E’ inconcepibile - prosegue Nicastro - che solo per un problema di firme, non è possibile assicurare il servizio di raccolta dei rifiuti. Stiamo assistendo a una deprecabile situazione provocata dell’Ato che solo a pochi giorni dalla scadenza della autorizzazione a conferire in discarica i rifiuti, ha inoltrato alla Provincia una nuova richiesta.

E’ assurdo - prosegue Nicastro - che il Comune di Chiaramonte Gulfi, che ha sempre e puntualmente paga il dovuto all’Ato, debba, per inadempienze altrui, soffrire un disservizio di questa portata.

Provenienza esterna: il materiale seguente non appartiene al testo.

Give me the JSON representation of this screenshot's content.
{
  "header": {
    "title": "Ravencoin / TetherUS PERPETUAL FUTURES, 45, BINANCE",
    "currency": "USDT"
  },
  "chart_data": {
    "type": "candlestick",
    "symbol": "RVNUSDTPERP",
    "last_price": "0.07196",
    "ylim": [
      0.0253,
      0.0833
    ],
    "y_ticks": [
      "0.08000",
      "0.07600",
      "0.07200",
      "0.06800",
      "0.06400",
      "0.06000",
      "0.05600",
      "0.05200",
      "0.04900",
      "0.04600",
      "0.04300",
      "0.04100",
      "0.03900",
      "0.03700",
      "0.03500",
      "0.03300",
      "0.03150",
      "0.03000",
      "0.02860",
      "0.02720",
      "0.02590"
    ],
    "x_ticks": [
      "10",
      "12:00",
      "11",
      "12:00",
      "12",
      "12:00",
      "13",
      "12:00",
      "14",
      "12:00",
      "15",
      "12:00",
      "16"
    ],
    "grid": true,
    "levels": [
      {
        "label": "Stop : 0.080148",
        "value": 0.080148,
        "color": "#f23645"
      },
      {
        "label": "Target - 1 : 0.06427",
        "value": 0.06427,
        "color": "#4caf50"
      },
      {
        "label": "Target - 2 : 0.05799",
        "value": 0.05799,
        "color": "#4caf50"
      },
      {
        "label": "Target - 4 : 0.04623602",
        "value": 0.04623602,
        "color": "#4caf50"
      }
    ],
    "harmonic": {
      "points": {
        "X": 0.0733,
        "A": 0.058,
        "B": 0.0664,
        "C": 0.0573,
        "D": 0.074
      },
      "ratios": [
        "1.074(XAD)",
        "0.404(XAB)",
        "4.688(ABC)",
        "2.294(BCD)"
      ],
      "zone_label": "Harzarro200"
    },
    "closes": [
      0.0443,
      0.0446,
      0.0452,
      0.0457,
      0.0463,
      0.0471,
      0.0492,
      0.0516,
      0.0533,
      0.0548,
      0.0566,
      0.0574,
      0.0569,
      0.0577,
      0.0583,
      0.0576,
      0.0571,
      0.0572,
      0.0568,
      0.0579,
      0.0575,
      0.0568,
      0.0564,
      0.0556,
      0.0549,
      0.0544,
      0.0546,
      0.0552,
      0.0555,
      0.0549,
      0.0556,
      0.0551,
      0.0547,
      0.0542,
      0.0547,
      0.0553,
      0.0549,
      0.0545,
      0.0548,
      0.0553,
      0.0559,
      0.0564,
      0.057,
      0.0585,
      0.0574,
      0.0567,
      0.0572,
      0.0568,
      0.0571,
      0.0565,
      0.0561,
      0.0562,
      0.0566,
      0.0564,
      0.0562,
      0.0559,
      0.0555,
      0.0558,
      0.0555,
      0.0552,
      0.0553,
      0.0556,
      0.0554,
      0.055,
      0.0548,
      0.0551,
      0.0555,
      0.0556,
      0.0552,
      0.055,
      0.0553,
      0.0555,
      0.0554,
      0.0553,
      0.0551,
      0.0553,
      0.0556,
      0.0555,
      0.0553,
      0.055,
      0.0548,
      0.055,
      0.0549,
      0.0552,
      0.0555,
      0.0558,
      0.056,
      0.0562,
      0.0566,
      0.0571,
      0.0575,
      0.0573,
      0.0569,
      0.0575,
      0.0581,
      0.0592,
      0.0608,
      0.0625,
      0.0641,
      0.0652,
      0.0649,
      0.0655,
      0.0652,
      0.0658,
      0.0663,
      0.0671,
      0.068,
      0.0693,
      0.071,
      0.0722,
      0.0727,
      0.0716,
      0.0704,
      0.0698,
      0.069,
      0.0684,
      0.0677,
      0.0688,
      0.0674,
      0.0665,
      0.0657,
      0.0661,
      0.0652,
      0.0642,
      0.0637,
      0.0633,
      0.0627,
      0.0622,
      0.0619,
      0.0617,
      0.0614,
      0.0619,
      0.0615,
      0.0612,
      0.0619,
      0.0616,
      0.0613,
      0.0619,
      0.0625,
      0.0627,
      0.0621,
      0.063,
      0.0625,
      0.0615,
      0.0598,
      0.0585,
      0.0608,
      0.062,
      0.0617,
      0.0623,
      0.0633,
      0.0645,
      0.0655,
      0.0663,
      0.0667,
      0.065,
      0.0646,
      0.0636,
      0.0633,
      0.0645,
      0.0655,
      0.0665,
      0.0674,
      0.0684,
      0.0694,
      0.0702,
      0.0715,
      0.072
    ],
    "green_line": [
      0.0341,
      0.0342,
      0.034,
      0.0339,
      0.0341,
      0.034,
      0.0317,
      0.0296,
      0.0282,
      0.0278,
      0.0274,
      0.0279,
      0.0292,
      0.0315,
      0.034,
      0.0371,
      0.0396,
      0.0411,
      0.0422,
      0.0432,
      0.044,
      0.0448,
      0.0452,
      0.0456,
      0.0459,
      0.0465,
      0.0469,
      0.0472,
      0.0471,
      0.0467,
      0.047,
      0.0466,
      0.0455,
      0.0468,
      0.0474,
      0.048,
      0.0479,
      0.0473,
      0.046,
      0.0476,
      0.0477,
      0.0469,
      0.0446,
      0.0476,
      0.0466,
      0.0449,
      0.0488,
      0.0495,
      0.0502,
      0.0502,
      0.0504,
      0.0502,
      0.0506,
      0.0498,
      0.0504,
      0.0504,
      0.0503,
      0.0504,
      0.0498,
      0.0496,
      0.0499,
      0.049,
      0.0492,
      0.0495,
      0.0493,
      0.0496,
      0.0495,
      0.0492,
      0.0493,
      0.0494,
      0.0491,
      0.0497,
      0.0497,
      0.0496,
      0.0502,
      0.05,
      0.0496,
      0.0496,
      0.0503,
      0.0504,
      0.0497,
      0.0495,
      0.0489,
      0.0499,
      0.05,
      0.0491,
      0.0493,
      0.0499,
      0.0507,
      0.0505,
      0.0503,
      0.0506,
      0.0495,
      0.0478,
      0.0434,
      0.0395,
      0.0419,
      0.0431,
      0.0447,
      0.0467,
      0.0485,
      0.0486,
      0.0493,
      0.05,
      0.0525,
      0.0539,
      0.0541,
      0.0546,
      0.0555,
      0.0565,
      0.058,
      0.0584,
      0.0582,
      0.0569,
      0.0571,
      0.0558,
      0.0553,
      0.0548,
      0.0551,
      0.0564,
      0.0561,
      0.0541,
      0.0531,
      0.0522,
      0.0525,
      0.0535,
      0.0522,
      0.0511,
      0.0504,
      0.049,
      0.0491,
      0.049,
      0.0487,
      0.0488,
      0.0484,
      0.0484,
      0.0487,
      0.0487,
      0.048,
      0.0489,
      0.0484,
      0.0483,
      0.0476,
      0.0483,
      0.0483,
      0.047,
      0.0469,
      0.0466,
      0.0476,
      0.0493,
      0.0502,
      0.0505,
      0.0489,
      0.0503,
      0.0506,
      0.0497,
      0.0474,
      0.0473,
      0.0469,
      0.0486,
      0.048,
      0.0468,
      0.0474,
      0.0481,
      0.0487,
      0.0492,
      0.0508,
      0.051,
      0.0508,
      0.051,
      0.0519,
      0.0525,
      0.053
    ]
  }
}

E tutto ciò per l’approssimazione che regna tra le strutture che invece dovrebbero garantire l’ottimizzazione del servizio. E’ necessario - ha concluso il primo cittadino - che intervenga il Prefetto, per accelerare il ripristino del servizio e per evitare che nefandezze di questo genrere abbiano a ripetersi».